Mithra and Ahuramazda alike are associated with six spirits named the Amesha-zpenta, who are said, in the first case, to be personifications of the sun, moon, fire, earth, water and air, and in the second, of certain qualities of the supreme power, namely, law, power, goodness, piety, health and immortality, abstract conceptions which evidently pertain to a more advanced intellectual stage. The septarchy thus formed by Mithra and his Amesha appears to assign the Middle to him and to associate the sun with the day, heaven, light and the Above, the moon with the night and darkness and the Below, and the elements with the Four Quarters. It is suggestive of four-fold rule and power to find, on a bas-relief found at the ancient holy city Pasargada, the Persian king Cyrus represented with four wings and a diadem with two uræus serpents like that of Egyptian kings.

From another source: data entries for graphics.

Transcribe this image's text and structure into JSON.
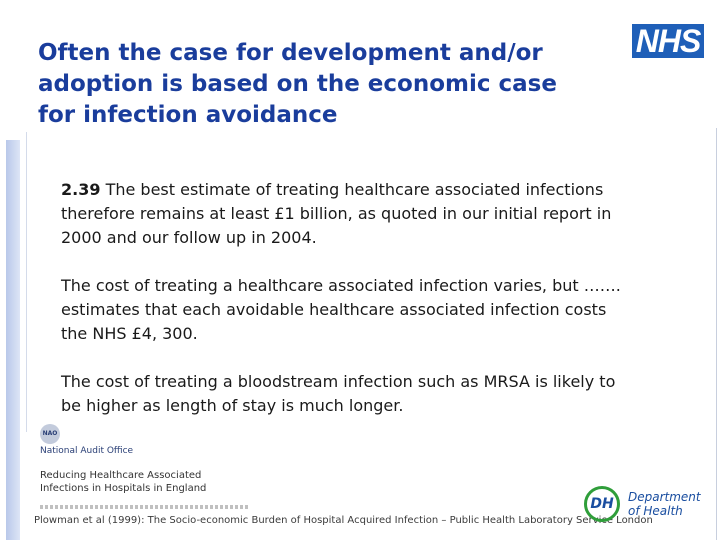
{
  "title": "Often the case for development and/or adoption is based on the economic case for infection avoidance",
  "logos": {
    "nhs": "NHS",
    "dh_mark": "DH",
    "dh_line1": "Department",
    "dh_line2": "of Health",
    "nao_seal": "NAO",
    "nao_name": "National Audit Office"
  },
  "paragraphs": {
    "p1_number": "2.39",
    "p1_text": " The best estimate of treating healthcare associated infections therefore remains at least £1 billion, as quoted in our initial report in 2000 and our follow up in 2004.",
    "p2_text": "The cost of treating a healthcare associated infection varies, but ……. estimates that each avoidable healthcare associated infection costs the NHS £4, 300.",
    "p3_text": "The cost of treating a bloodstream infection such as MRSA is likely to be higher as length of stay is much longer."
  },
  "report": {
    "title_line1": "Reducing Healthcare Associated",
    "title_line2": "Infections in Hospitals in England"
  },
  "citation": "Plowman et al (1999): The Socio-economic Burden of Hospital Acquired Infection – Public Health Laboratory Service London",
  "colors": {
    "title": "#1a3d9c",
    "nhs_blue": "#1f5fb8",
    "dh_green": "#2f9e3a",
    "dh_blue": "#1a4ea0"
  }
}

The most ancient Persian monarch is said to have been Haha-manis or Akhamanis, who was termed “the king of Anshan.” Subsequent kings bore the title of Hakhamanisija, as for instance, Cyrus and Darius I (520-486 B.C.). At the present day, the title Charkan is that employed to designate the Shah, whereas goda or khoda signifies lord, master, prince or ruler.

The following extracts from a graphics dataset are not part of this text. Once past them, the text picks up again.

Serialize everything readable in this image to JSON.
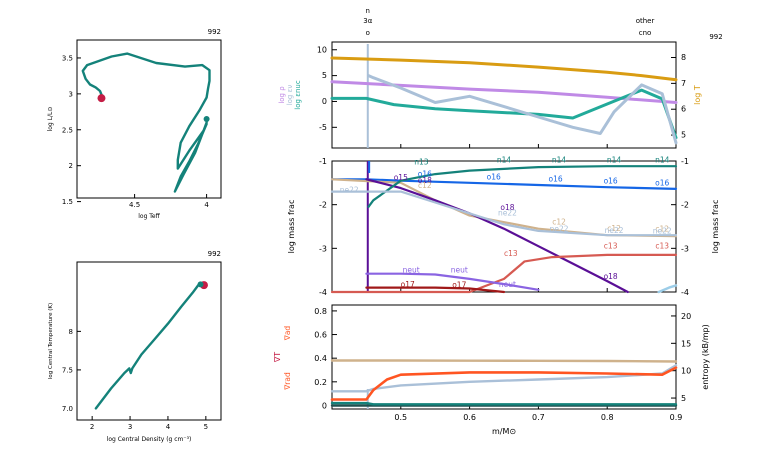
{
  "colors": {
    "teal": "#14827a",
    "magenta": "#c41d45",
    "lilac": "#c08ae6",
    "bluegray": "#aac0d8",
    "cyanteal": "#22aa9a",
    "gold": "#d99c12",
    "purple": "#5a0f96",
    "blue": "#1566e6",
    "tan": "#cfb28c",
    "salmon": "#d65a52",
    "violet": "#8a64e2",
    "darkred": "#a01818",
    "orange": "#ff5522",
    "lightblue": "#9ccde8",
    "darkgreen": "#205050"
  },
  "chart_data": [
    {
      "id": "hr",
      "type": "line",
      "title": "",
      "model_number": "992",
      "xlabel": "log Teff",
      "ylabel": "log L/L⊙",
      "xlim": [
        4.9,
        3.9
      ],
      "ylim": [
        1.55,
        3.75
      ],
      "xticks": [
        "4.5",
        "4"
      ],
      "yticks": [
        "1.5",
        "2",
        "2.5",
        "3",
        "3.5"
      ],
      "series": [
        {
          "name": "track",
          "x": [
            4.72,
            4.74,
            4.77,
            4.81,
            4.84,
            4.86,
            4.83,
            4.66,
            4.55,
            4.35,
            4.15,
            4.03,
            3.98,
            3.98,
            3.99,
            4.0,
            4.05,
            4.12,
            4.18,
            4.2,
            4.2,
            4.12,
            4.02,
            4.0,
            4.06,
            4.12,
            4.18,
            4.22,
            4.16,
            4.08,
            4.03,
            4.0,
            4.0,
            4.0
          ],
          "y": [
            2.94,
            3.04,
            3.09,
            3.13,
            3.21,
            3.32,
            3.4,
            3.52,
            3.56,
            3.43,
            3.38,
            3.4,
            3.33,
            3.18,
            3.07,
            2.95,
            2.77,
            2.55,
            2.32,
            2.08,
            1.96,
            2.21,
            2.49,
            2.58,
            2.3,
            2.06,
            1.85,
            1.64,
            1.88,
            2.18,
            2.44,
            2.6,
            2.66,
            2.65
          ]
        }
      ],
      "markers": [
        {
          "x": 4.73,
          "y": 2.94,
          "color": "magenta"
        },
        {
          "x": 4.0,
          "y": 2.65,
          "color": "teal"
        }
      ]
    },
    {
      "id": "center",
      "type": "line",
      "title": "",
      "model_number": "992",
      "xlabel": "log Central Density (g cm⁻³)",
      "ylabel": "log Central Temperature (K)",
      "xlim": [
        1.6,
        5.4
      ],
      "ylim": [
        6.85,
        8.9
      ],
      "xticks": [
        "2",
        "3",
        "4",
        "5"
      ],
      "yticks": [
        "7.5",
        "8"
      ],
      "series": [
        {
          "name": "track",
          "x": [
            2.1,
            2.5,
            2.85,
            2.98,
            3.02,
            3.06,
            3.3,
            3.65,
            4.0,
            4.35,
            4.65,
            4.8,
            4.86,
            4.95
          ],
          "y": [
            7.0,
            7.26,
            7.46,
            7.52,
            7.46,
            7.52,
            7.7,
            7.9,
            8.1,
            8.32,
            8.5,
            8.6,
            8.61,
            8.6
          ]
        }
      ],
      "markers": [
        {
          "x": 4.95,
          "y": 8.6,
          "color": "magenta"
        },
        {
          "x": 4.86,
          "y": 8.61,
          "color": "teal"
        }
      ]
    },
    {
      "id": "profile_top",
      "type": "line",
      "model_number": "992",
      "xlim": [
        0.4,
        0.9
      ],
      "ylim_left": [
        -9,
        11.5
      ],
      "ylim_right": [
        4.5,
        8.6
      ],
      "left_labels": [
        "log ρ",
        "log εν",
        "log εnuc"
      ],
      "right_label": "log T",
      "yticks_left": [
        "-5",
        "0",
        "5",
        "10"
      ],
      "yticks_right": [
        "5",
        "6",
        "7",
        "8"
      ],
      "top_labels": [
        "n",
        "3α",
        "o",
        "other",
        "cno"
      ],
      "top_label_x": [
        0.452,
        0.452,
        0.452,
        0.855,
        0.855
      ],
      "series": [
        {
          "name": "log T",
          "color": "gold",
          "axis": "right",
          "x": [
            0.4,
            0.5,
            0.6,
            0.7,
            0.8,
            0.85,
            0.9
          ],
          "y": [
            7.98,
            7.9,
            7.8,
            7.63,
            7.43,
            7.3,
            7.14
          ]
        },
        {
          "name": "log ρ",
          "color": "lilac",
          "axis": "left",
          "x": [
            0.4,
            0.5,
            0.6,
            0.7,
            0.8,
            0.9
          ],
          "y": [
            3.8,
            3.1,
            2.4,
            1.8,
            0.8,
            -0.2
          ]
        },
        {
          "name": "log εnuc",
          "color": "cyanteal",
          "axis": "left",
          "x": [
            0.4,
            0.45,
            0.49,
            0.55,
            0.6,
            0.7,
            0.75,
            0.8,
            0.85,
            0.88,
            0.9
          ],
          "y": [
            0.6,
            0.6,
            -0.6,
            -1.4,
            -1.8,
            -2.5,
            -3.2,
            -0.5,
            2.2,
            0.5,
            -7
          ]
        },
        {
          "name": "log εν",
          "color": "bluegray",
          "axis": "left",
          "x": [
            0.453,
            0.46,
            0.5,
            0.55,
            0.6,
            0.65,
            0.7,
            0.75,
            0.79,
            0.81,
            0.85,
            0.88,
            0.9
          ],
          "y": [
            5.0,
            4.6,
            2.6,
            -0.2,
            1.0,
            -1.0,
            -3.0,
            -5.0,
            -6.2,
            -2.0,
            3.2,
            1.5,
            -8
          ]
        }
      ]
    },
    {
      "id": "profile_mid",
      "type": "line",
      "xlim": [
        0.4,
        0.9
      ],
      "ylim": [
        -4,
        -1
      ],
      "ylabel_left": "log mass frac",
      "ylabel_right": "log mass frac",
      "yticks": [
        "-4",
        "-3",
        "-2",
        "-1"
      ],
      "series": [
        {
          "name": "o16",
          "color": "blue",
          "x": [
            0.4,
            0.45,
            0.5,
            0.6,
            0.7,
            0.8,
            0.9
          ],
          "y": [
            -1.42,
            -1.42,
            -1.45,
            -1.5,
            -1.55,
            -1.6,
            -1.64
          ]
        },
        {
          "name": "c12",
          "color": "tan",
          "x": [
            0.4,
            0.5,
            0.55,
            0.6,
            0.7,
            0.8,
            0.9
          ],
          "y": [
            -1.42,
            -1.5,
            -1.9,
            -2.25,
            -2.55,
            -2.7,
            -2.72
          ]
        },
        {
          "name": "o18",
          "color": "purple",
          "x": [
            0.45,
            0.5,
            0.55,
            0.6,
            0.65,
            0.7,
            0.75,
            0.8,
            0.83
          ],
          "y": [
            -1.42,
            -1.62,
            -1.9,
            -2.2,
            -2.55,
            -2.95,
            -3.35,
            -3.75,
            -4.0
          ]
        },
        {
          "name": "c13",
          "color": "salmon",
          "x": [
            0.4,
            0.45,
            0.6,
            0.65,
            0.68,
            0.72,
            0.8,
            0.9
          ],
          "y": [
            -4.0,
            -4.0,
            -4.0,
            -3.7,
            -3.3,
            -3.2,
            -3.15,
            -3.15
          ]
        },
        {
          "name": "n14",
          "color": "teal",
          "x": [
            0.453,
            0.46,
            0.5,
            0.55,
            0.6,
            0.7,
            0.8,
            0.9
          ],
          "y": [
            -2.05,
            -1.9,
            -1.45,
            -1.3,
            -1.22,
            -1.14,
            -1.12,
            -1.12
          ]
        },
        {
          "name": "ne22",
          "color": "bluegray",
          "x": [
            0.4,
            0.45,
            0.5,
            0.55,
            0.6,
            0.65,
            0.7,
            0.8,
            0.9
          ],
          "y": [
            -1.7,
            -1.7,
            -1.7,
            -1.95,
            -2.2,
            -2.45,
            -2.6,
            -2.7,
            -2.7
          ]
        },
        {
          "name": "neut",
          "color": "violet",
          "x": [
            0.45,
            0.5,
            0.55,
            0.6,
            0.65,
            0.7
          ],
          "y": [
            -3.58,
            -3.58,
            -3.6,
            -3.7,
            -3.82,
            -3.95
          ]
        },
        {
          "name": "o17",
          "color": "darkred",
          "x": [
            0.45,
            0.55,
            0.6,
            0.65
          ],
          "y": [
            -3.9,
            -3.9,
            -3.92,
            -4.0
          ]
        }
      ],
      "labels": [
        {
          "text": "ne22",
          "color": "bluegray",
          "x": 0.425,
          "y": -1.72
        },
        {
          "text": "o15",
          "color": "purple",
          "x": 0.5,
          "y": -1.44
        },
        {
          "text": "n13",
          "color": "teal",
          "x": 0.53,
          "y": -1.08
        },
        {
          "text": "n14",
          "color": "teal",
          "x": 0.65,
          "y": -1.04
        },
        {
          "text": "n14",
          "color": "teal",
          "x": 0.73,
          "y": -1.04
        },
        {
          "text": "n14",
          "color": "teal",
          "x": 0.81,
          "y": -1.04
        },
        {
          "text": "n14",
          "color": "teal",
          "x": 0.88,
          "y": -1.04
        },
        {
          "text": "o16",
          "color": "blue",
          "x": 0.535,
          "y": -1.35
        },
        {
          "text": "o16",
          "color": "blue",
          "x": 0.635,
          "y": -1.42
        },
        {
          "text": "o16",
          "color": "blue",
          "x": 0.725,
          "y": -1.47
        },
        {
          "text": "o16",
          "color": "blue",
          "x": 0.805,
          "y": -1.52
        },
        {
          "text": "o16",
          "color": "blue",
          "x": 0.88,
          "y": -1.56
        },
        {
          "text": "o18",
          "color": "purple",
          "x": 0.535,
          "y": -1.5
        },
        {
          "text": "c12",
          "color": "tan",
          "x": 0.535,
          "y": -1.62
        },
        {
          "text": "o18",
          "color": "purple",
          "x": 0.655,
          "y": -2.12
        },
        {
          "text": "ne22",
          "color": "bluegray",
          "x": 0.655,
          "y": -2.25
        },
        {
          "text": "c12",
          "color": "tan",
          "x": 0.73,
          "y": -2.45
        },
        {
          "text": "ne22",
          "color": "bluegray",
          "x": 0.73,
          "y": -2.62
        },
        {
          "text": "c12",
          "color": "tan",
          "x": 0.81,
          "y": -2.6
        },
        {
          "text": "ne22",
          "color": "bluegray",
          "x": 0.81,
          "y": -2.65
        },
        {
          "text": "c12",
          "color": "tan",
          "x": 0.88,
          "y": -2.62
        },
        {
          "text": "ne22",
          "color": "bluegray",
          "x": 0.88,
          "y": -2.66
        },
        {
          "text": "c13",
          "color": "salmon",
          "x": 0.66,
          "y": -3.18
        },
        {
          "text": "c13",
          "color": "salmon",
          "x": 0.805,
          "y": -3.0
        },
        {
          "text": "c13",
          "color": "salmon",
          "x": 0.88,
          "y": -3.0
        },
        {
          "text": "neut",
          "color": "violet",
          "x": 0.515,
          "y": -3.55
        },
        {
          "text": "neut",
          "color": "violet",
          "x": 0.585,
          "y": -3.55
        },
        {
          "text": "neut",
          "color": "violet",
          "x": 0.655,
          "y": -3.88
        },
        {
          "text": "o17",
          "color": "darkred",
          "x": 0.51,
          "y": -3.88
        },
        {
          "text": "o17",
          "color": "darkred",
          "x": 0.585,
          "y": -3.9
        },
        {
          "text": "o18",
          "color": "purple",
          "x": 0.805,
          "y": -3.7
        }
      ]
    },
    {
      "id": "profile_bot",
      "type": "line",
      "xlim": [
        0.4,
        0.9
      ],
      "ylim_left": [
        -0.03,
        0.85
      ],
      "ylim_right": [
        3,
        22
      ],
      "xlabel": "m/M⊙",
      "xticks": [
        "0.5",
        "0.6",
        "0.7",
        "0.8",
        "0.9"
      ],
      "yticks_left": [
        "0",
        "0.2",
        "0.4",
        "0.6",
        "0.8"
      ],
      "yticks_right": [
        "5",
        "10",
        "15",
        "20"
      ],
      "left_labels": [
        "∇ad",
        "∇T",
        "∇rad"
      ],
      "right_label": "entropy (kB/mp)",
      "series": [
        {
          "name": "∇ad",
          "color": "tan",
          "axis": "left",
          "x": [
            0.4,
            0.5,
            0.6,
            0.7,
            0.8,
            0.9
          ],
          "y": [
            0.38,
            0.38,
            0.379,
            0.378,
            0.376,
            0.372
          ]
        },
        {
          "name": "entropy",
          "color": "bluegray",
          "axis": "left",
          "x": [
            0.4,
            0.45,
            0.46,
            0.5,
            0.6,
            0.7,
            0.8,
            0.88,
            0.9
          ],
          "y": [
            0.12,
            0.12,
            0.14,
            0.17,
            0.2,
            0.22,
            0.24,
            0.27,
            0.34
          ]
        },
        {
          "name": "∇rad",
          "color": "orange",
          "axis": "left",
          "x": [
            0.4,
            0.45,
            0.46,
            0.48,
            0.5,
            0.6,
            0.7,
            0.8,
            0.88,
            0.9
          ],
          "y": [
            0.05,
            0.05,
            0.13,
            0.22,
            0.26,
            0.28,
            0.28,
            0.27,
            0.26,
            0.32
          ]
        },
        {
          "name": "∇T",
          "color": "darkgreen",
          "axis": "left",
          "x": [
            0.4,
            0.9
          ],
          "y": [
            0.0,
            0.0
          ]
        },
        {
          "name": "base",
          "color": "teal",
          "axis": "left",
          "x": [
            0.4,
            0.45,
            0.46,
            0.9
          ],
          "y": [
            0.02,
            0.02,
            0.01,
            0.01
          ]
        }
      ]
    }
  ]
}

In a bas-relief published by Spamer, whose work of reference will be referred to again later on, Darius is represented as standing under the image of Ahuramazda, the supreme deity, who, like the Assyrian god Assur, is figured as a king wearing the royal cap, and issuing from the centre of a winged ring or circlet. In Persia the god holds another ring in his hand (fig. [71], 1). It seems impossible to emphasize more strongly or express more clearly the idea that Ahuramazda was the lord of the circle and of the Above, the wings being emblematic of air or heaven and of motion.

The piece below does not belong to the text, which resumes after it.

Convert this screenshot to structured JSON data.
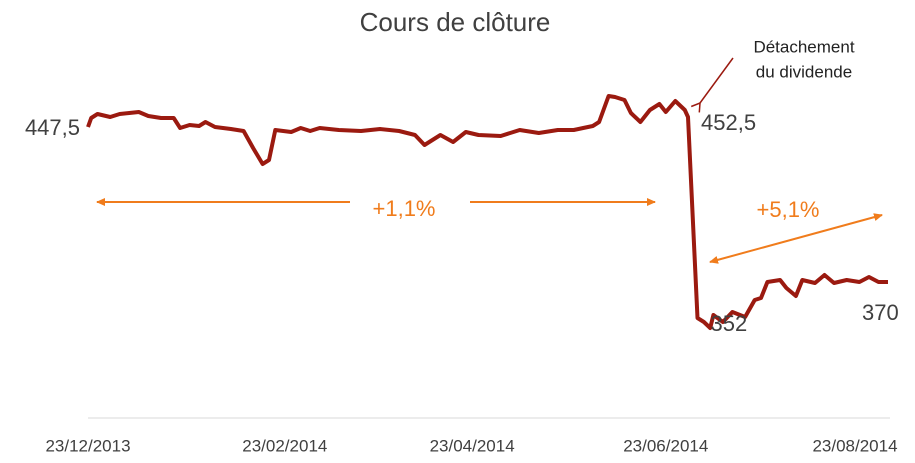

The signification of the symbolical representation of the supreme power and the adoption of fire by the founders of the ancient Parsee religion as the most appropriate image of their highest god, become clear when interpreted as the outcome of pole-star worship. Resisting the temptation to prolong the study of ancient Persia, let us now hasten to the reputed cradle of the civilization of Western Asia.
BABYLONIA AND ASSYRIA.
“The Babylonians were from the first a nation of star gazers.... The cuneiform character which denotes a god is the picture of a star” (Sayce op. cit.). “The Babylonian and Assyrian-name for Ursa Minor was Kakkabu; the Hebrew, Kokhâbh; and the Euphratean, Kochab, which means, ‘the star present,’ a title which reminds us of its former supreme importance as the pole-star.... In various Babylonian tablets we meet a star-god called Imina-bi=the seven-fold one.”[91] Although Mr. Brown has reached no definite conclusion as to the identity of this star-god, I venture to maintain that the original “seven-fold one” could have been no other than Ursa Major and that this and “the ever-present star” are identical with what the Chinese termed “the Imperial Ruler of Heaven” and the “Seven Regulators.” The following passages furnish ample evidence of the suggestive [pg 327] influence that “the seven-fold one” exerted upon the minds of the ancient Babylonian star-gazers.
“The institution of the sabbath went back to the Sumerian days of Chaldea—the name itself is Babylonian” (Sayce, op. cit.). “The seventh month (=Sept.-Oct.) in Akkadian is named Tul-ku=the holy altar.... The seventh month of Tasritutisri was also connected with the building of the tower of Babel, said to have been the special work of the ‘King of the Holy Mound,’ Sar-tuli-elli, and its erection placed in the seventh month at the autumnal equinox. It was a zikkurâtú with seven steps, a circumstance connected with planetary [? stellar] symbolism. This style of building is reduplicated in the oldest Egyptian pyramids, e. g. the pyramid of Sakkârah, which had seven steps like the Babylonian towers. This circumstance, one amongst many such, supplies a most interesting illustration of the fact that the Egyptian civilization was mainly Euphratean in origin” (Robert Brown, op. cit.).